Но вместо ответа Артемьев вдруг сказал:

– Не хотца помирать, голубчик, а надо. Так, видно, богу угодно, чтобы меня бросили в океан! – прибавил он с тоской.

– Ведь вот глупый! С чего ты зря мелешь? Да нешто я не понимаю матросского здоровья? Отлично, братец, понимаю: слава богу, двенадцать лет в матросах околачиваюсь… Тоже вот у нас на «Копчике» молодой матросик был и занемог, как ты. Так около году провалялся у нас на клипере, а после в такую поправку пошел, что страсть.

Но эти слова, по-видимому, мало утешали Артемьева. Рябкин это чувствовал и «снова начинал сказку.

– Ты бы спать шел, Рябкин.

– Спать? Да быдто неохота спать… Ужо утром высплюсь!

– Ишь ты, сердешный… Жалеешь… Добер… Бог тебе и вино простит!

 

V

Корвет подходил к экватору. Артемьев доживал последние дни. Однажды, рано утром, он попросил к себе в лазарет гардемарина Юшкова, который учил прежде Артемьева грамоте, часто разговаривал с ним, писал от него письма к родителям, и был очень расположен к молодому матросу.

– Простите, барин, что обеспокоил… Исполните последнюю просьбу – напишите домой грамотку… Да вот вещи какие после меня останутся, так чтобы отослать, как вернетесь в Расею…

Гардемарин стал было успокаивать его, но матрос остановил его:

– Полно, голубчик барин!
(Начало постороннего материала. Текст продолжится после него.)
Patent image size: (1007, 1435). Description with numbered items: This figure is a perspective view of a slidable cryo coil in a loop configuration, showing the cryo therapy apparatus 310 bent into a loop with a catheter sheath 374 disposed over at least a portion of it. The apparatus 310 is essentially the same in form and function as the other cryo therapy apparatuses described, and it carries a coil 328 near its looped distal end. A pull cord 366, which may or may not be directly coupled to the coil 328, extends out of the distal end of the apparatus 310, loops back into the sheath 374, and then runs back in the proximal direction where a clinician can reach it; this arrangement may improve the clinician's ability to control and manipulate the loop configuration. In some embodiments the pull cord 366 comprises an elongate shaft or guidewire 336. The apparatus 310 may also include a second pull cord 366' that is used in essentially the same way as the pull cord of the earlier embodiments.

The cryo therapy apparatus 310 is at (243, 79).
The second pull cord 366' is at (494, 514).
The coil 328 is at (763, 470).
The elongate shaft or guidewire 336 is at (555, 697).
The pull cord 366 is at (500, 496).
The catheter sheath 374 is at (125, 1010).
Я знаю, что умру.

И он передал завернутые в тряпочку два золотых и, указывая на байковый платок, две рубахи, башмаки, вязаный шарф и еще кое-какие вещи, собранные на лазаретном столе, просил все это послать отцу с матерью.

– И отпишите им, барин, что я так и так… помер, и что завсегда был покорным их сыном, и буду на том свете молиться за них и за всех хрестьян… И сестрицам, и братцам, и всей деревне нижайший поклон… Напишете, барин?
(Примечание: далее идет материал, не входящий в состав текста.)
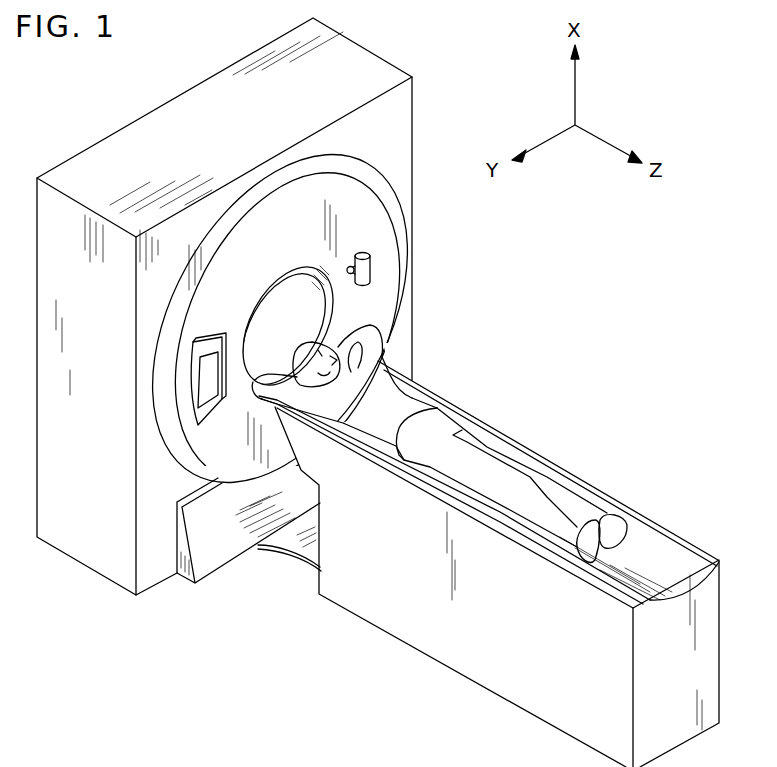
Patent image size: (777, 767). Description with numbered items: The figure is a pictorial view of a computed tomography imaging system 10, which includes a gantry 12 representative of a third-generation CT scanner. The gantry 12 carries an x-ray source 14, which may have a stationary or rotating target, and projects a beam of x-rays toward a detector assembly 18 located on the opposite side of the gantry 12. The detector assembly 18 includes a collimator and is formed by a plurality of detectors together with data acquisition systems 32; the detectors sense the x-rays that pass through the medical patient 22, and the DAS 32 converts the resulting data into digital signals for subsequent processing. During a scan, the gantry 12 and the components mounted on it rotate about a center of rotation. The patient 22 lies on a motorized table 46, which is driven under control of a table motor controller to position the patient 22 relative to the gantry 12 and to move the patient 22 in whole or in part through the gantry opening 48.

– Напишу! – отвечал гардемарин, глотая слезы.

– А другую грамотку отпишите, барин, в Кронштадт, Авдотье Матвеевне Николаевой… А как вернетесь, – отдайте ей вот эти гостинцы.

И он указал глазами на шелковый красный платок и маленькое колечко с поддельным камнем, купленное им в Копенгагене.

– Адрец тут же лежит, на платочке… Маменька ихняя торгует на рынке… Так напишите ей, что она напрасно тогда не верила… Думала, что я так только… и все смеялась. Напишите ей, барин, что ежели я путался с другими, так от обидного моего сердца, а желанная была она одна. И напишите, что я шлю ей свой нижайший поклон, целую в сахарные ее уста и дай ей бог всякого благополучия. Напишете, барин?

– Напишу.

– А затем спасибо вам за все, добрый барин. Простимся!

Сдерживая рыдания, гардемарин, поцеловал матроса и выбежал из лазарета.

 

VI

В ту же ночь молодой матрос умер.

Труп его одели в полный матросский костюм и ранним утром вынесли наверх, на шканцы, и положили на доске, лежавшей на козлах. Перед обедом, в присутствии капитана, офицеров и всей команды, была отслужена священником панихида. И эта служба и это печальное пение отличного хора певчих здесь, среди безбрежного сверкавшего океана, так далеко-далеко от родины, производили невыносимо тоскливое впечатление.

После панихиды все подходили прощаться с усопшим. Флаг с утра был приспущен в знак того, что на судне покойник.

К вечеру труп зашили в парусинный мешок, плотно охватывавший мертвое тело, к ногам привязали ядро, и после отпевания и отдачи воинских почестей, при глубоком молчании команды, четыре матроса понесли усопшего на доске к борту корвета, наклонили доску, и труп молодого матроса с легким всплеском исчез в прозрачной синеве океана.

Все разошлись в суровом безмолвии. У некоторых на глазах блестели слезы. Рябкин плакал, как малый ребенок.

А справа величественно закатывалось солнце, заливая багровым блеском далекий горизонт.